New research has found that the CONTINUATION frame in the HTTP/2 protocol can be exploited to conduct denial-of-service (DoS) attacks.
The technique has been codenamed HTTP/2 CONTINUATION Flood by security researcher Bartek Nowotarski, who reported the issue to the CERT Coordination Center (CERT/CC) on January 25, 2024.
"Many HTTP/2 implementations do not properly limit or sanitize the amount of CONTINUATION frames sent within a single stream," CERT/CC said in an advisory on April 3, 2024.
"An attacker that can send packets to a target server can send a stream of CONTINUATION frames that will not be appended to the header list in memory but will still be processed and decoded by the server or will be appended to the header list, causing an out of memory (OOM) crash."
Like in HTTP/1, HTTP/2 uses header fields within requests and responses. These header fields can comprise header lists, which in turn, are serialized and broken into header blocks. The header blocks are then divided into block fragments and transmitted within HEADERS or what's called CONTINUATION frames.

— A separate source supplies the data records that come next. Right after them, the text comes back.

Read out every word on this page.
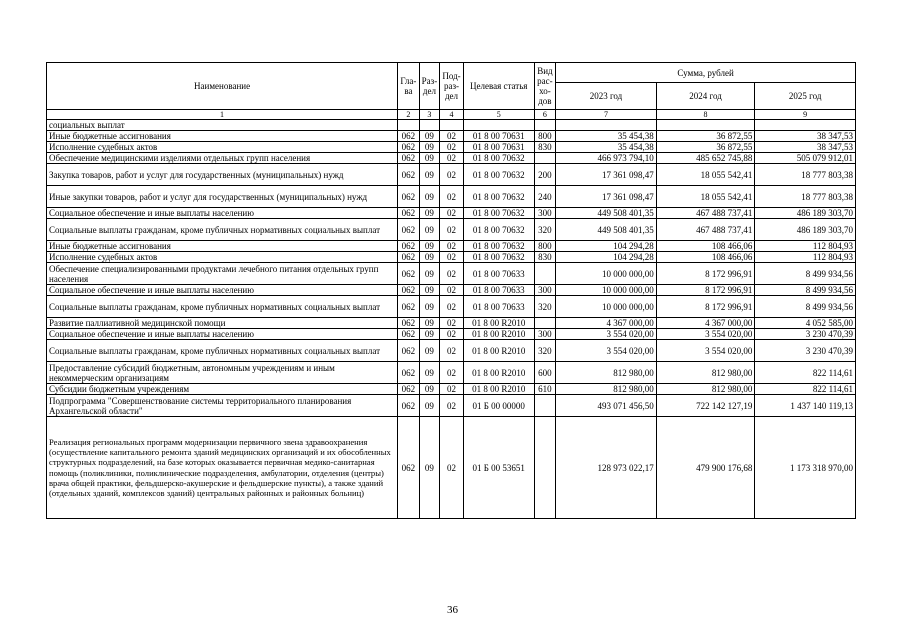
Наименование	Гла-ва	Раз-дел	Под-раз-дел	Целевая статья	Вид рас-хо-дов	Сумма, рублей		
						2023 год	2024 год	2025 год
1	2	3	4	5	6	7	8	9
социальных выплат								
Иные бюджетные ассигнования	062	09	02	01 8 00 70631	800	35 454,38	36 872,55	38 347,53
Исполнение судебных актов	062	09	02	01 8 00 70631	830	35 454,38	36 872,55	38 347,53
Обеспечение медицинскими изделиями отдельных групп населения	062	09	02	01 8 00 70632		466 973 794,10	485 652 745,88	505 079 912,01
Закупка товаров, работ и услуг для государственных (муниципальных) нужд	062	09	02	01 8 00 70632	200	17 361 098,47	18 055 542,41	18 777 803,38
Иные закупки товаров, работ и услуг для государственных (муниципальных) нужд	062	09	02	01 8 00 70632	240	17 361 098,47	18 055 542,41	18 777 803,38
Социальное обеспечение и иные выплаты населению	062	09	02	01 8 00 70632	300	449 508 401,35	467 488 737,41	486 189 303,70
Социальные выплаты гражданам, кроме публичных нормативных социальных выплат	062	09	02	01 8 00 70632	320	449 508 401,35	467 488 737,41	486 189 303,70
Иные бюджетные ассигнования	062	09	02	01 8 00 70632	800	104 294,28	108 466,06	112 804,93
Исполнение судебных актов	062	09	02	01 8 00 70632	830	104 294,28	108 466,06	112 804,93
Обеспечение специализированными продуктами лечебного питания отдельных групп населения	062	09	02	01 8 00 70633		10 000 000,00	8 172 996,91	8 499 934,56
Социальное обеспечение и иные выплаты населению	062	09	02	01 8 00 70633	300	10 000 000,00	8 172 996,91	8 499 934,56
Социальные выплаты гражданам, кроме публичных нормативных социальных выплат	062	09	02	01 8 00 70633	320	10 000 000,00	8 172 996,91	8 499 934,56
Развитие паллиативной медицинской помощи	062	09	02	01 8 00 R2010		4 367 000,00	4 367 000,00	4 052 585,00
Социальное обеспечение и иные выплаты населению	062	09	02	01 8 00 R2010	300	3 554 020,00	3 554 020,00	3 230 470,39
Социальные выплаты гражданам, кроме публичных нормативных социальных выплат	062	09	02	01 8 00 R2010	320	3 554 020,00	3 554 020,00	3 230 470,39
Предоставление субсидий бюджетным, автономным учреждениям и иным некоммерческим организациям	062	09	02	01 8 00 R2010	600	812 980,00	812 980,00	822 114,61
Субсидии бюджетным учреждениям	062	09	02	01 8 00 R2010	610	812 980,00	812 980,00	822 114,61
Подпрограмма "Совершенствование системы территориального планирования Архангельской области"	062	09	02	01 Б 00 00000		493 071 456,50	722 142 127,19	1 437 140 119,13
Реализация региональных программ модернизации первичного звена здравоохранения (осуществление капитального ремонта зданий медицинских организаций и их обособленных структурных подразделений, на базе которых оказывается первичная медико-санитарная помощь (поликлиники, поликлинические подразделения, амбулатории, отделения (центры) врача общей практики, фельдшерско-акушерские и фельдшерские пункты), а также зданий (отдельных зданий, комплексов зданий) центральных районных и районных больниц)	062	09	02	01 Б 00 53651		128 973 022,17	479 900 176,68	1 173 318 970,00
36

"The CONTINUATION frame (type=0x9) is used to continue a sequence of header block fragments," the documentation for RFC 7540 reads.
"Any number of CONTINUATION frames can be sent, as long as the preceding frame is on the same stream and is a HEADERS, PUSH_PROMISE, or CONTINUATION frame without the END_HEADERS flag set."
The last frame containing headers will have the END_HEADERS flag set, which signals the remote endpoint that it's the end of the header block.
According to Nowotarski, CONTINUATION Flood is a class of vulnerabilities within several HTTP/2 protocol implementations that pose a more severe threat compared to the Rapid Reset attack that came to light in October 2023.
"A single machine (and in certain instances, a mere single TCP connection or a handful of frames) has the potential to disrupt server availability, with consequences ranging from server crashes to substantial performance degradation," the researcher said. "Remarkably, requests that constitute an attack are not visible in HTTP access logs."
The vulnerability, at its core, has to do with incorrect handling of HEADERS and multiple CONTINUATION frames that pave the way for a DoS condition.
In other words, an attacker can initiate a new HTTP/2 stream against a target server using a vulnerable implementation and send HEADERS and CONTINUATION frames with no set END_HEADERS flag, creating a never-ending stream of headers that the HTTP/2 server would need to parse and store in memory.
While the exact outcome varies depending on the implementation, impacts range from instant crash after sending a couple of HTTP/2 frames and out of memory crash to CPU exhaustion, thereby affecting server availability.
"RFC 9113 [...] mentions multiple security issues that may arise if CONTINUATION frames are not handled correctly," Nowotarski said.
"At the same time, it does not mention a specific case in which CONTINUATION frames are sent without the final END_HEADERS flag which can have repercussions on affected servers."
The issue impacts several projects such as amphp/http (CVE-2024-2653), Apache HTTP Server (CVE-2024-27316), Apache Tomcat (CVE-2024-24549), Apache Traffic Server (CVE-2024-31309), Envoy proxy (CVE-2024-27919 and CVE-2024-30255), Golang (CVE-2023-45288), h2 Rust crate, nghttp2 (CVE-2024-28182), Node.js (CVE-2024-27983), and Tempesta FW (CVE-2024-2758).
Users are recommended to upgrade affected software to the latest version to mitigate potential threats. In the absence of a fix, it's advised to consider temporarily disabling HTTP/2 on the server.